ITC Ltd has taken a decisive step in strengthening its footprint in the hospitality sector by acquiring shares in hotel chains Oberoi (EIH) and Leela (HLV). The company recently announced that it had purchased a 2.44% stake in EIH, amounting to 1.52 crore equity shares, and a 0.53% stake in HLV, equivalent to 34.60 lakh equity shares, from its wholly owned subsidiary Russell Credit Ltd. (RCL). These acquisitions bring ITC's total shareholding to 16.13% in EIH and 8.11% in HLV. The transaction, executed at book value as recorded in RCL's accounts, consolidates ITC's position in the premium hospitality market.


In October, ITC's board approved the consolidation of its shareholdings in EIH and HLV under the parent entity. EIH operates iconic luxury brands like Oberoi and Trident, while HLV manages the renowned Leela Mumbai. This strategic move highlights ITC's commitment to solidifying its presence in the upscale hospitality segment. Parallelly, ITC has completed plans to demerge its hotel business into a new entity, ITC Hotels Ltd., effective January 1, 2025. The demerger will create a wholly owned subsidiary dedicated to managing ITC's hospitality operations.

ITC has also designated January 6, 2025, as the record date to identify shareholders eligible for equity shares in the new entity. Under this arrangement, ITC will directly allocate 60% of ITC Hotels' shares to its shareholders based on their holdings and will retain the remaining 40%. This strategic restructuring follows regulatory endorsements, including approval from the National Company Law Tribunal (NCLT) on October 4 and prior consent from ITC shareholders.

ITC Hotels will inherit investments from ITC's hospitality subsidiaries, including Bay Islands Hotels Ltd, Fortune Park Hotels Ltd, Landbase India Ltd, Srinivasa Resorts Ltd, WelcomHotels Lanka Pvt Ltd, Gujarat Hotels Ltd, International Travel House Ltd, and Maharaja Heritage Resorts Ltd. Since its establishment in 1975, ITC Hotels has become synonymous with luxury, operating over 140 properties across more than 90 locations in India. By creating a focused hospitality arm, ITC seeks to unlock greater value and enable ITC Hotels to pursue growth opportunities independently.

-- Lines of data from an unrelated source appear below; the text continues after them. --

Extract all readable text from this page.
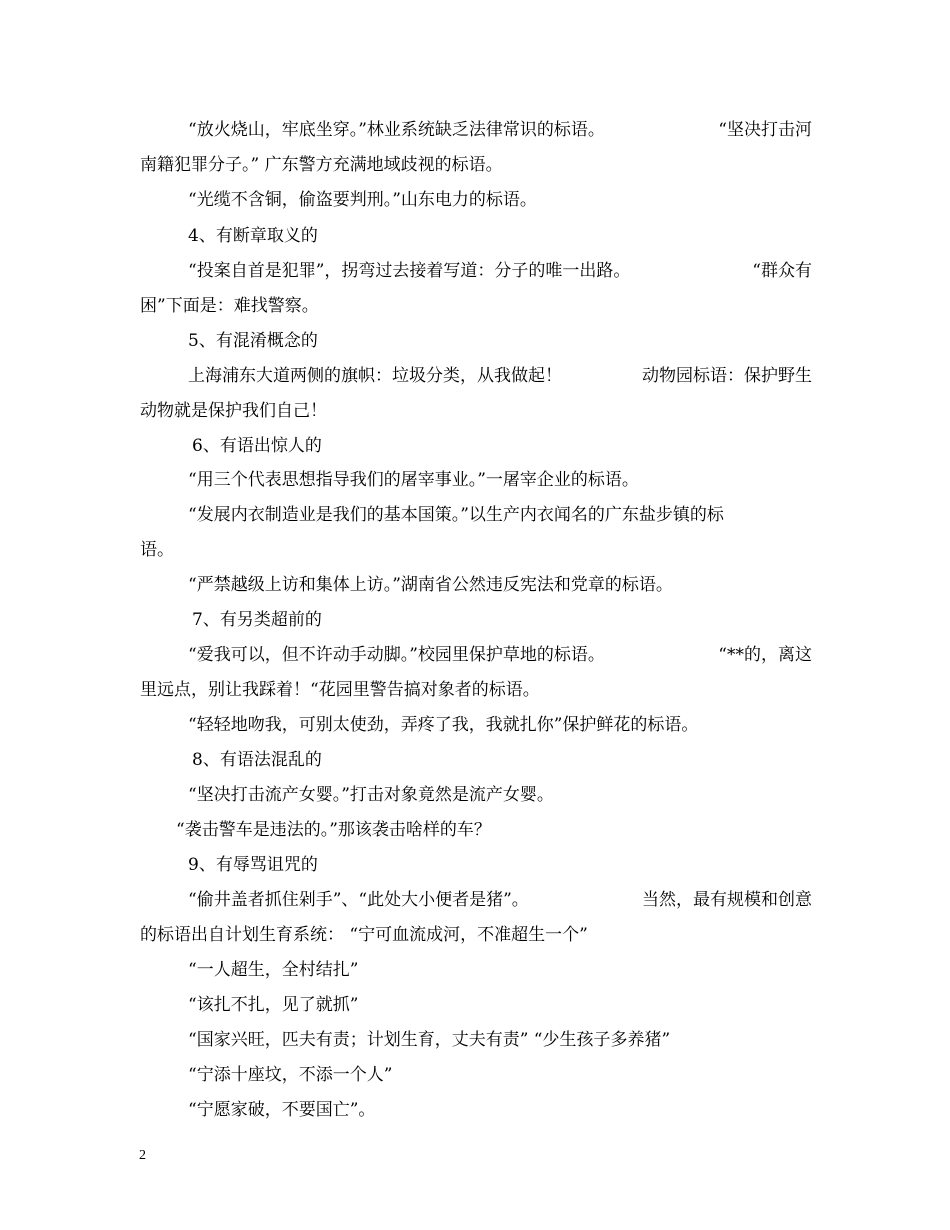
“放火烧山，牢底坐穿。”林业系统缺乏法律常识的标语。	“坚决打击河
南籍犯罪分子。” 广东警方充满地域歧视的标语。
“光缆不含铜，偷盗要判刑。”山东电力的标语。
4、有断章取义的
“投案自首是犯罪”，拐弯过去接着写道：分子的唯一出路。	“群众有
困”下面是：难找警察。
5、有混淆概念的
上海浦东大道两侧的旗帜：垃圾分类，从我做起！	动物园标语：保护野生
动物就是保护我们自己！
6、有语出惊人的
“用三个代表思想指导我们的屠宰事业。”一屠宰企业的标语。
“发展内衣制造业是我们的基本国策。”以生产内衣闻名的广东盐步镇的标
语。
“严禁越级上访和集体上访。”湖南省公然违反宪法和党章的标语。
7、有另类超前的
“爱我可以，但不许动手动脚。”校园里保护草地的标语。	“**的，离这
里远点，别让我踩着！“花园里警告搞对象者的标语。
“轻轻地吻我，可别太使劲，弄疼了我，我就扎你”保护鲜花的标语。
8、有语法混乱的
“坚决打击流产女婴。”打击对象竟然是流产女婴。
“袭击警车是违法的。”那该袭击啥样的车？
9、有辱骂诅咒的
“偷井盖者抓住剁手”、“此处大小便者是猪”。	当然，最有规模和创意
的标语出自计划生育系统： “宁可血流成河，不准超生一个”
“一人超生，全村结扎”
“该扎不扎，见了就抓”
“国家兴旺，匹夫有责；计划生育，丈夫有责” “少生孩子多养猪”
“宁添十座坟，不添一个人”
“宁愿家破，不要国亡”。
2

This move aligns with ITC's broader vision of driving sustainable growth and enhancing shareholder value. The company expects the hospitality demerger to empower ITC Hotels to innovate and expand while allowing ITC to streamline its operations. Shares of ITC Ltd reflected investor confidence, closing at INR 470.65 on Wednesday, up 0.17% on the BSE.

Through this calculated strategy, ITC is poised to redefine its position in the luxury hospitality market, leveraging its legacy and expertise to maintain its competitive edge. The demerger marks a pivotal moment in ITC's journey, laying the foundation for long-term growth and leadership in India's hospitality landscape.